In his talk, Omer Bartov will present his recent book, Tales from the Borderlands: Making and Unmaking the Galician Past, a first-person history of Europe's eastern borderlands as seen through the eyes of the diverse communities that inhabited these regions for several centuries and were then murdered or forcibly removed in World War II. Bartov will also link this historical account to his new novel, The Butterfly and the Axe, which seeks to fill in the gap in the historical record of his own family's murder in Galicia.

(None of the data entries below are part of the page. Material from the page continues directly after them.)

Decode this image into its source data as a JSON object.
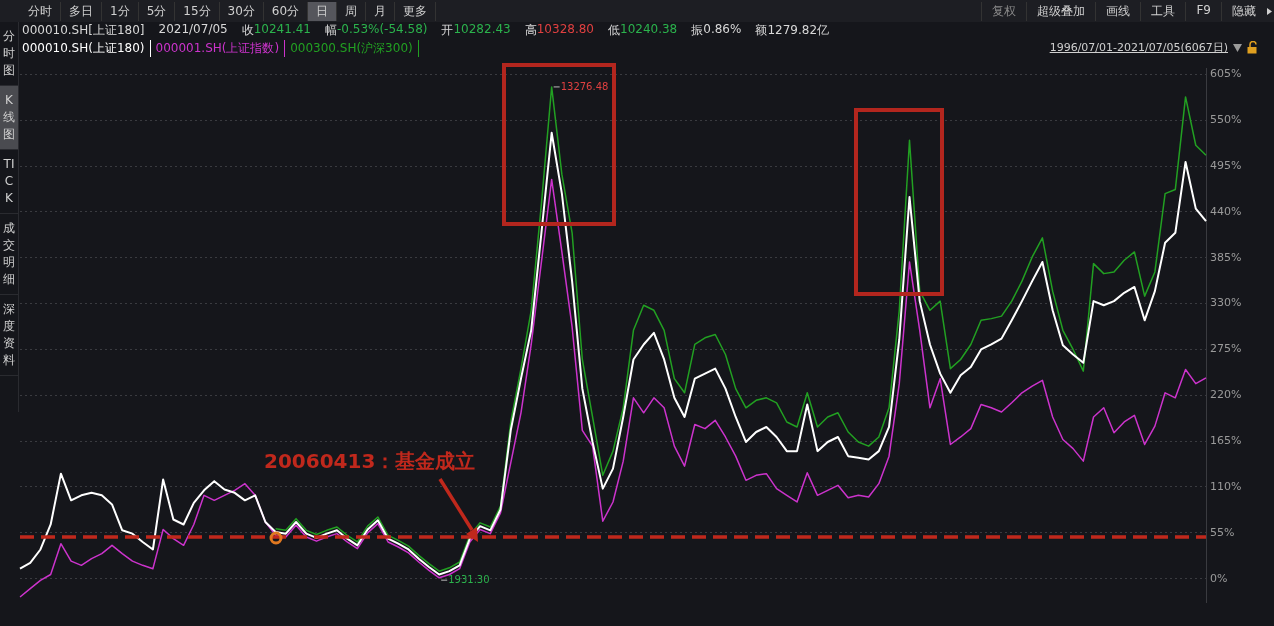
{
  "chart_data": {
    "type": "line",
    "categories": [
      null,
      null,
      null,
      null,
      null,
      null,
      null,
      null,
      null,
      null,
      null,
      null,
      null,
      null,
      null,
      null,
      null,
      null,
      null,
      null,
      null,
      null,
      null,
      null,
      null,
      null,
      null,
      null,
      null,
      null,
      null,
      null,
      null,
      null,
      null,
      null,
      null,
      null,
      null,
      null,
      null,
      null,
      null,
      null,
      null,
      null,
      null,
      null,
      null,
      null,
      null,
      null,
      null,
      null,
      null,
      null,
      null,
      null,
      null,
      null,
      null,
      null,
      null,
      null,
      null,
      null,
      null,
      null,
      null,
      null,
      null,
      null,
      null,
      null,
      null,
      null,
      null,
      null,
      null,
      null,
      null,
      null,
      null,
      null,
      null,
      null,
      null,
      null,
      null,
      null,
      null,
      null,
      null,
      null,
      null,
      null,
      null,
      null,
      null,
      null,
      null,
      null,
      null,
      null,
      null,
      null,
      null,
      null,
      null,
      null,
      null,
      null,
      null,
      null,
      null,
      null,
      null
    ],
    "series": [
      {
        "name": "000010.SH(上证180)",
        "color": "#ffffff",
        "values": [
          12,
          19,
          35,
          65,
          126,
          94,
          100,
          103,
          100,
          89,
          58,
          54,
          44,
          35,
          119,
          71,
          65,
          91,
          106,
          117,
          107,
          103,
          94,
          100,
          68,
          56,
          54,
          68,
          54,
          49,
          54,
          58,
          48,
          40,
          59,
          70,
          48,
          42,
          35,
          24,
          14,
          5,
          9,
          16,
          48,
          63,
          58,
          83,
          178,
          240,
          298,
          415,
          535,
          462,
          357,
          228,
          164,
          108,
          132,
          194,
          263,
          281,
          295,
          263,
          217,
          194,
          240,
          246,
          252,
          228,
          194,
          164,
          176,
          182,
          170,
          153,
          153,
          209,
          153,
          164,
          170,
          147,
          145,
          143,
          153,
          182,
          287,
          458,
          333,
          281,
          246,
          223,
          244,
          254,
          275,
          281,
          288,
          310,
          333,
          357,
          380,
          322,
          280,
          269,
          259,
          333,
          328,
          333,
          343,
          350,
          310,
          345,
          403,
          415,
          500,
          444,
          429
        ]
      },
      {
        "name": "000001.SH(上证指数)",
        "color": "#cc33cc",
        "values": [
          -22,
          -12,
          -2,
          5,
          42,
          21,
          16,
          24,
          30,
          40,
          30,
          21,
          16,
          12,
          59,
          48,
          40,
          65,
          100,
          94,
          100,
          106,
          114,
          100,
          68,
          52,
          50,
          64,
          50,
          45,
          50,
          54,
          44,
          36,
          55,
          66,
          44,
          38,
          31,
          20,
          10,
          1,
          5,
          12,
          44,
          59,
          54,
          79,
          139,
          199,
          281,
          380,
          479,
          392,
          302,
          178,
          159,
          69,
          92,
          141,
          217,
          199,
          217,
          205,
          159,
          135,
          185,
          180,
          190,
          170,
          147,
          118,
          124,
          126,
          108,
          100,
          92,
          127,
          100,
          106,
          112,
          97,
          100,
          98,
          114,
          147,
          234,
          380,
          298,
          205,
          240,
          161,
          170,
          180,
          209,
          205,
          200,
          211,
          223,
          231,
          238,
          194,
          167,
          156,
          141,
          194,
          205,
          175,
          188,
          196,
          161,
          183,
          223,
          217,
          251,
          234,
          241
        ]
      },
      {
        "name": "000300.SH(沪深300)",
        "color": "#22a022",
        "values": [
          null,
          null,
          null,
          null,
          null,
          null,
          null,
          null,
          null,
          null,
          null,
          null,
          null,
          null,
          null,
          null,
          null,
          null,
          null,
          null,
          null,
          null,
          null,
          null,
          null,
          60,
          58,
          72,
          58,
          53,
          58,
          62,
          52,
          44,
          63,
          74,
          52,
          46,
          39,
          28,
          18,
          9,
          13,
          20,
          52,
          67,
          62,
          87,
          188,
          252,
          322,
          450,
          590,
          485,
          415,
          263,
          194,
          124,
          153,
          205,
          298,
          328,
          322,
          298,
          240,
          223,
          281,
          289,
          293,
          269,
          228,
          205,
          214,
          217,
          211,
          188,
          182,
          223,
          182,
          194,
          199,
          176,
          164,
          159,
          170,
          205,
          322,
          526,
          345,
          322,
          333,
          252,
          263,
          281,
          310,
          312,
          315,
          333,
          357,
          386,
          409,
          345,
          298,
          275,
          249,
          378,
          366,
          368,
          382,
          392,
          339,
          368,
          462,
          467,
          578,
          520,
          508
        ]
      }
    ],
    "ylim": [
      -28,
      612
    ],
    "yticks": [
      {
        "value": 0,
        "label": "0%"
      },
      {
        "value": 55,
        "label": "55%"
      },
      {
        "value": 110,
        "label": "110%"
      },
      {
        "value": 165,
        "label": "165%"
      },
      {
        "value": 220,
        "label": "220%"
      },
      {
        "value": 275,
        "label": "275%"
      },
      {
        "value": 330,
        "label": "330%"
      },
      {
        "value": 385,
        "label": "385%"
      },
      {
        "value": 440,
        "label": "440%"
      },
      {
        "value": 495,
        "label": "495%"
      },
      {
        "value": 550,
        "label": "550%"
      },
      {
        "value": 605,
        "label": "605%"
      }
    ],
    "grid": "y",
    "legend": "top left",
    "tick_labels": "y",
    "ref_lines": [
      {
        "axis": "y",
        "value": 50,
        "color": "#c0281c",
        "line_style": "dashed"
      }
    ],
    "annotations": [
      "20060413：基金成立",
      "13276.48",
      "1931.30",
      "1996/07/01-2021/07/05(6067日)",
      "分时",
      "多日",
      "1分",
      "5分",
      "15分",
      "30分",
      "60分",
      "日",
      "周",
      "月",
      "更多",
      "复权",
      "超级叠加",
      "画线",
      "工具",
      "F9",
      "隐藏",
      "分时图",
      "K线图",
      "TICK",
      "成交明细",
      "深度资料",
      "000010.SH[上证180]",
      "2021/07/05",
      "收",
      "10241.41",
      "幅",
      "-0.53%(-54.58)",
      "开",
      "10282.43",
      "高",
      "10328.80",
      "低",
      "10240.38",
      "振",
      "0.86%",
      "额",
      "1279.82亿"
    ]
  }
}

Omer Bartov is Samuel Pisar Professor of Holocaust and Genocide Studies at Brown University and the author of nine books. His early research concerned the Nazi indoctrination of the Wehrmacht and the crimes it committed in World War II, analyzed in his books, The Eastern Front, 1941-1945, and Hitler's Army. He then turned to the links between total war and genocide, discussed in his books Murder in Our Midst, Mirrors of Destruction, and Germany's War and the Holocaust. Bartov's interest in representation also led to his study, The "Jew" in Cinema, which examines the recycling of antisemitic stereotypes in film. His more recent work has focused on interethnic relations in the borderlands of Eastern Europe. Recent publications include Erased: Vanishing Traces of Jewish Galicia in Present-Day Ukraine (2007), Anatomy of a Genocide: The Life and Death of a Town Called Buczacz (2018), winner of the National Jewish Book Award, and Tales from the Borderlands: Making and Unmaking the Galician Past (2022). His many edited volumes include Shatterzone of Empires: Coexistence and Violence in the German, Habsburg, Russian, and Ottoman Borderlands (2013), Voices on War and Genocide: Three Accounts of the World Wars in a Galician Town (2020), and Israel-Palestine: Lands and Peoples (2021). Bartov’s novel, The Butterfly and the Axe, will be published in January 2023.